El ocho de enero yo y mis compis de vivero nos despertamos sobresaltados, tras abrirse la cancela de forjado clásico, irrumpió con gran estruendo una cuadrilla de operarios con chalecos reflectantes y sus excavadoras y pequeños camiones. Tras media hora de trabajo vi como pasaba de estar en posición vertical a horizontal, no voy a decir que me amordazaran porque me trataron con mimo, pero terminé encintado como si fuese un pino de Navidad. Yo me dije:
– ¡Tilo tranquilízate!, no llevan hachas, ni sierras mecánicas, nada malo te puede ocurrir.
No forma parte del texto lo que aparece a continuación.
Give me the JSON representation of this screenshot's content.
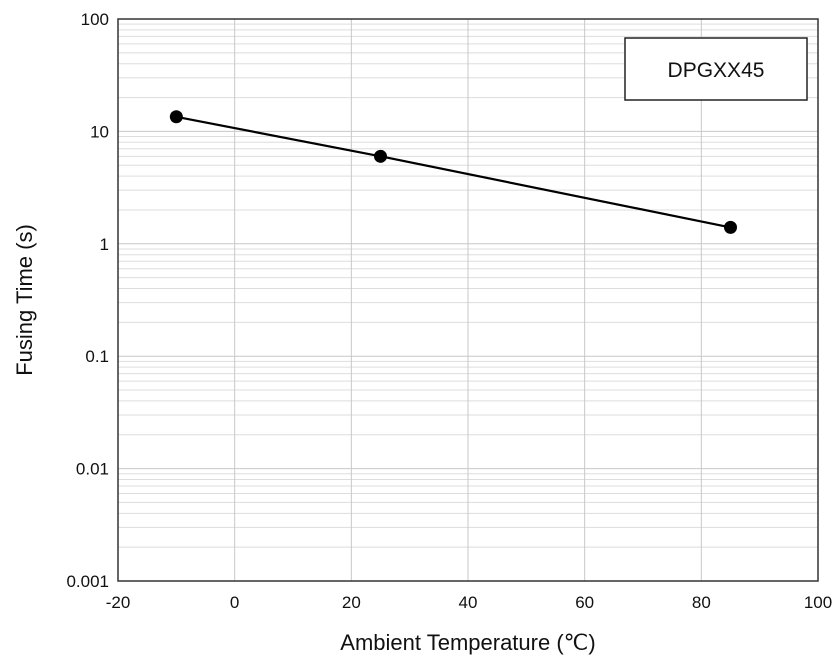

Unos minutos después con la ayuda de una pluma me cargaron en el camión y me ataron a la caja, debo suponer que para que no me cayese durante el trayecto, porque escaparme aunque era mi deseo no me era posible. Apenas me dieron tiempo para despedirme de los manzanos, membrilleros, olivos …ni de Ernesto ,el dueño del vivero, que con tanto cariño nos trataba, nunca nos faltaba el abono por primavera, ni el agua en verano, ni la poda en febrero.
Tras recorrer alguna carretera comarcal y alguna autovía, me percaté de que me mandaban a la gran urbe, al igual que Ernesto mandó a sus hijos a Zaragoza a estudiar.
Hubiera preferido seguir viviendo en el campo, o en algún pequeñito pueblecito, pero debo reconocer que aquí la distracción no me falta.
En otoño ya tengo pensado echar las hojas al viento y viajar por mi amado campo.